Signal definition progressively deteriorated during the long voyage to Jupiter, resulting in an intensive research effort by members of the Deep Space Network, including the University of South Australia, an important contributor to the Voyager DSP research programme. DSpace is a direct commercial spinout of the university’s Institute for Telecommunications Research and the university’s associated business incubator Itek Pty Ltd. After mapping Jupiter the mission was redefined to map the rest of the outer planets, an extension that had been anticipated during the planning stage provided contact could be maintained with the spacecraft as the planets were then properly aligned for such a mission to be feasible. This second mission was also successfully completed with the mapping of Uranus, and now many years later both spacecraft are approaching the Heliopause at the outer limits of the solar system, an unknown region where the solar wind loses power and stops, giving way to true interstellar space.
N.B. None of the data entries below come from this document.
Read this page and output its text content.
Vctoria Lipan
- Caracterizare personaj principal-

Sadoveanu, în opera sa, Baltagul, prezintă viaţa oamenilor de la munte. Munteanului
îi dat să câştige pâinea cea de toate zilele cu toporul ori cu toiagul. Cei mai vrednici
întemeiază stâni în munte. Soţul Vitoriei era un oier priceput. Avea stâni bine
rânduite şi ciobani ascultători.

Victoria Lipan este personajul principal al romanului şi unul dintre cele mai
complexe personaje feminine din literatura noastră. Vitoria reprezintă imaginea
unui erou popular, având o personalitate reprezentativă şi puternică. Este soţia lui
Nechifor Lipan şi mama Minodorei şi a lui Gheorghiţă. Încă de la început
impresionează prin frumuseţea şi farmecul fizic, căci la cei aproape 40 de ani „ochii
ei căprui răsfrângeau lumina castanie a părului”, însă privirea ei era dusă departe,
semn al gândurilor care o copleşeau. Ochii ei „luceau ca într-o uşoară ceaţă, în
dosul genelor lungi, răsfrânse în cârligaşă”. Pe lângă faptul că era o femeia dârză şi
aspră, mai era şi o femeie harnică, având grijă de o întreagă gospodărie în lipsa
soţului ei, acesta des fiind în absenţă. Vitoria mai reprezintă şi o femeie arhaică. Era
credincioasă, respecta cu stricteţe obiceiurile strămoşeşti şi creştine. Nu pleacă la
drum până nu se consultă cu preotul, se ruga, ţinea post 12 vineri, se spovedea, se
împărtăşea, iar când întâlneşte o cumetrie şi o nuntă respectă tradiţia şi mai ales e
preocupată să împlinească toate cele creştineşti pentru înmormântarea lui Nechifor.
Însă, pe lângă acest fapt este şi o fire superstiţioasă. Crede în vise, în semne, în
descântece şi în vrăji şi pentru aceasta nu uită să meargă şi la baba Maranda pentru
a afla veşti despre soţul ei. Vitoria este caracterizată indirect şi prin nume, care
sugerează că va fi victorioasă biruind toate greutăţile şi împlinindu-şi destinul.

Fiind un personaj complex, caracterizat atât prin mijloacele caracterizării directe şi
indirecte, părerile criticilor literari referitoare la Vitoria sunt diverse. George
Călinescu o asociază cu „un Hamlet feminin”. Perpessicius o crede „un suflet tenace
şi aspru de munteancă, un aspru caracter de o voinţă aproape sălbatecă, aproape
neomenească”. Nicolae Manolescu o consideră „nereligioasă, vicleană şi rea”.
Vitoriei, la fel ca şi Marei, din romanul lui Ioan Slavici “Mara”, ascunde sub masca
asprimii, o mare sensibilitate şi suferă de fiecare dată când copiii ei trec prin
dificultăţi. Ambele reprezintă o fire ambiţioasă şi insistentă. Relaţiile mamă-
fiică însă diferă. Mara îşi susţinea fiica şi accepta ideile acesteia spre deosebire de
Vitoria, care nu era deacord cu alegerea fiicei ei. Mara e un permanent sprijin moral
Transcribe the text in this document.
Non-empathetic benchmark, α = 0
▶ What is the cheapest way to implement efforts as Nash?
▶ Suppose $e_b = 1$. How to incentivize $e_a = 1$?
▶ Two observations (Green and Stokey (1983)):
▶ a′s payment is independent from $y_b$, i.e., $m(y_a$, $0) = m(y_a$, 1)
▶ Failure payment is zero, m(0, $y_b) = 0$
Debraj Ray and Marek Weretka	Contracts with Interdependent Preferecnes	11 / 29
The Voyager mission has been redefined for a third time to explore the Heliopause region and report on conditions in interstellar space beyond. Remarkably, and never foreseen during the planning stage, the signal quality received from both spacecraft today on Earth as a direct result of the ongoing digital signal processing research programme is just as sharp, despite the great distance, as the day the spacecraft left the planet more than 30 years ago. The 1970s era transmitters onboard the spacecraft are not very much more powerful than a standard modern mobile phone, and the sun itself, if viewed from the spacecraft today would appear not much bigger than a bright star, one of billions in the Milky Way galaxy.

The single greatest breakthrough in Digital Signal Processing technology was made by researchers associated with France Telecom in the early 90’s, with the discovery of Turbo-Coding, the base technology underpinning EstrellaSat’s EMDP satellite communications system today.